Personal information
- Born: February 12, 1901 Jacksonville, Indiana, U.S.
- Died: September 22, 1962 (aged 61) Kansas City, Missouri, U.S.
- Listed height: 6 ft 1 in (1.85 m)
- Listed weight: 194 lb (88 kg)

Career information
- High school: Smith-Cotton (Sedalia, Missouri)
- College: Missouri

Career history
- Buffalo Bisons (1925);
- Stats at Pro Football Reference

= Chase Van Dyne =

American football player (1901–1962)

Charles Moorman Pleasant "Chase" Van Dyne (February 12, 1901 – September 22, 1962) was an American football player.
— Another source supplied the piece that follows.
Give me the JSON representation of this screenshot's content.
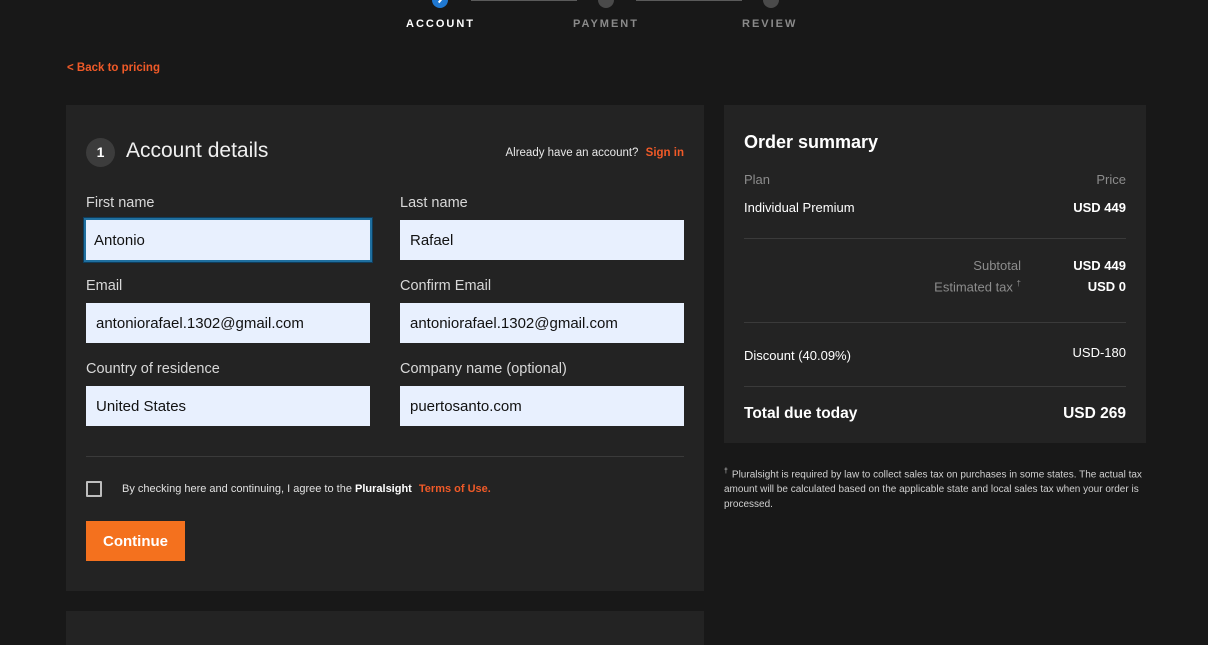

He played college football for the Missouri Tigers and professionally for the Buffalo Bisons of the National Football League (NFL).

==Early life==
Charles Moorman Pleasant Van Dyne was born on February 12, 1901, in Jacksonville, Indiana. He attended Smith-Cotton High School in Sedalia, Missouri.

==College career==
Van Dyne enrolled at the University of Missouri to play college football for the Tigers. He was on the frosh team from 1920 to 1921. He was a three-year varsity letterman from 1922 to 1924.

==Professional career==
Van Dyne played in seven or eight games, starting six, for the Buffalo Bisons of the National Football League (NFL) during the 1925 season. On November 25, 1925, it was reported that Van Dyne had said "professional football [was] too mechanical to hold the public interest".

==Personal life==
Van Dyne died on September 22, 1962, at St. Luke's Hospital in Kansas City, Missouri. At the time of his death, he was vice president and general manager of Adco, Inc. He was also previously president of the Sedalia Chamber of Commerce.